Según el horóscopo chino, los nacidos en el año del búfalo son pacientes y tranquilos, infunden cariño y respeto y son ordenados, trabajadores y familiares.
Como es posible que esos años (los del búfalo, digo)-1973,1985…- acumulen tal cantidad de crímenes, ya sea en nombre de los movimientos revolucionarios y de descolonización o de golpes de estado contrarrevolucionarios? (a menudo el libertador de hoy es el dictador de mañana).
Cuatro personajes se hayan confinados en una especie de garaje. No es tan extraño, verdad? Que pueden hacer?
Pasear con las manos en los bolsillos.
Pintar figuras en las paredes.
Drogarse.
O, lo más arriesgado: redescubrir en las hemerotecas el horror de los años del búfalo a través de los cinco continentes, pues podría ser que una extraña criatura (o nuestra conciencia) nos ofrezca salir del encierro a cambio de renunciar a nuestra condición humana y dudemos, ya que no parece una condición (la humana digo) demasiado deseable, ya no sabemos si lo humano es inhumano o viceversa.

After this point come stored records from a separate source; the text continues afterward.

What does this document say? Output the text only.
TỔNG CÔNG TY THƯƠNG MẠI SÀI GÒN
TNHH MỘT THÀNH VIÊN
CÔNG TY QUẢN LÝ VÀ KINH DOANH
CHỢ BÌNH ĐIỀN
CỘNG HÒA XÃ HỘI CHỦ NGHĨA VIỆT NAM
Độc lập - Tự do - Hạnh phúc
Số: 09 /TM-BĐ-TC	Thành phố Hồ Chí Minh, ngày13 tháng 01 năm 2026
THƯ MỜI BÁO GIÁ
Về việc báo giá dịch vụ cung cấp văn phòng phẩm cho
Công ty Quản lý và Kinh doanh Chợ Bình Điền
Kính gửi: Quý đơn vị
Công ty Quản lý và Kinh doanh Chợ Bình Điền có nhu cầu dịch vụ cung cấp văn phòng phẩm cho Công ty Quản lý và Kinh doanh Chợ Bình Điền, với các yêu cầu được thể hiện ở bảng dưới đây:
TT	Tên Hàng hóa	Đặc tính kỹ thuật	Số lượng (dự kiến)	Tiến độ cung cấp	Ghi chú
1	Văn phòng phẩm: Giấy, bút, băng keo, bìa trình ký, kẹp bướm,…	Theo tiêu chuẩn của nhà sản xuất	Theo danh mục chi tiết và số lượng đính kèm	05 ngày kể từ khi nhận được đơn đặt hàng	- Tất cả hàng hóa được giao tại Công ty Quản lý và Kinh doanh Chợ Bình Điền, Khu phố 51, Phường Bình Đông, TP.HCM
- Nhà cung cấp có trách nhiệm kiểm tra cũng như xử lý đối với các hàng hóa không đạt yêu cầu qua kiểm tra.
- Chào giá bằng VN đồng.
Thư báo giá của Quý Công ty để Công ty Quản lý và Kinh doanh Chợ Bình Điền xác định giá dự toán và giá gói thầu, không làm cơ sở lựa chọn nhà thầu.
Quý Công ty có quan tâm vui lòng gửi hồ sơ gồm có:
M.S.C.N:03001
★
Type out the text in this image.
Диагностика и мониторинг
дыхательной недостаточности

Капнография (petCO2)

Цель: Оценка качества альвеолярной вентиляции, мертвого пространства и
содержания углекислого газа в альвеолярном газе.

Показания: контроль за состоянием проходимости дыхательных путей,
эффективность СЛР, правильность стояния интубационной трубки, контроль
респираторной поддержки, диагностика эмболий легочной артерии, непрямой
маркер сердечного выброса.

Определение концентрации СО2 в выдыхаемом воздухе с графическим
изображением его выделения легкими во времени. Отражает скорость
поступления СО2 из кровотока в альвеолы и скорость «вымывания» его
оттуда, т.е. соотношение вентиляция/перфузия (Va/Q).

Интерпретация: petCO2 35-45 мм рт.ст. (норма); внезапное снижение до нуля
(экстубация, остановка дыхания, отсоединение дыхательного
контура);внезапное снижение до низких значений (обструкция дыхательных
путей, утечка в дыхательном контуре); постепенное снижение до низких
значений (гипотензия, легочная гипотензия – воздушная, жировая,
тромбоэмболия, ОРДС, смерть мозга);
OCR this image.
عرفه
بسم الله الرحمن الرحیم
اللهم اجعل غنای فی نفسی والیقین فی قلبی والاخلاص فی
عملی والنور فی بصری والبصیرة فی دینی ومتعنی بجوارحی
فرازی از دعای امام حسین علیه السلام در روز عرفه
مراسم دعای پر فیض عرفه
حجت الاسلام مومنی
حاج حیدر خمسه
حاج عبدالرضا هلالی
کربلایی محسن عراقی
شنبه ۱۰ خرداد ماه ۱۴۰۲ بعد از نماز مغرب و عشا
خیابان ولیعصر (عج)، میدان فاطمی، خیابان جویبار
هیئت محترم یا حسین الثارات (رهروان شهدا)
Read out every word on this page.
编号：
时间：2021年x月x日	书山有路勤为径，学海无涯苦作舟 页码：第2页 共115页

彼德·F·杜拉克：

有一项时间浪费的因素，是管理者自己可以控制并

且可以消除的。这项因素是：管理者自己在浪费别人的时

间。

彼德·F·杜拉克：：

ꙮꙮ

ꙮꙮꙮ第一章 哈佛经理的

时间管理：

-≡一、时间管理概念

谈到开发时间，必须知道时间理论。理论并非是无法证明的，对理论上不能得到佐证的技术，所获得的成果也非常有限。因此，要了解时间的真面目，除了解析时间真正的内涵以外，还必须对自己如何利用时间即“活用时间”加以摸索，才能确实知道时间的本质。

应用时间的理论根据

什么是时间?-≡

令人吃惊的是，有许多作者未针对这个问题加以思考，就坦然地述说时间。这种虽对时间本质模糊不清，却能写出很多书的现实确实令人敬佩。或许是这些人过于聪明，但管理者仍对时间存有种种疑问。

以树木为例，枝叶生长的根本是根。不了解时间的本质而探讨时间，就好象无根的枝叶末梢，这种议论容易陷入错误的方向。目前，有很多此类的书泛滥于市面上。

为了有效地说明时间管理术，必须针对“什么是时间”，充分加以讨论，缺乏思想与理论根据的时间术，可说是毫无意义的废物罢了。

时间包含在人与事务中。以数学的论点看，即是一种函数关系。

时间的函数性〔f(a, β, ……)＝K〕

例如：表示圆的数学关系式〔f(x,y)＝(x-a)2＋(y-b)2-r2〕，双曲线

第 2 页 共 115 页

En paralelo, el supuesto autor finlandés Folke Ingo y el conocido periodista Gregorio Morán protagonizan una historia de activistas clandestinos y un coro de personajes secundarios asalta y convierte en tertulia de twiter el espacio de las notas al pie.
Querido lector: si lees este libro te garantizo que lo rumiarás como un búfalo durante una buena temporada.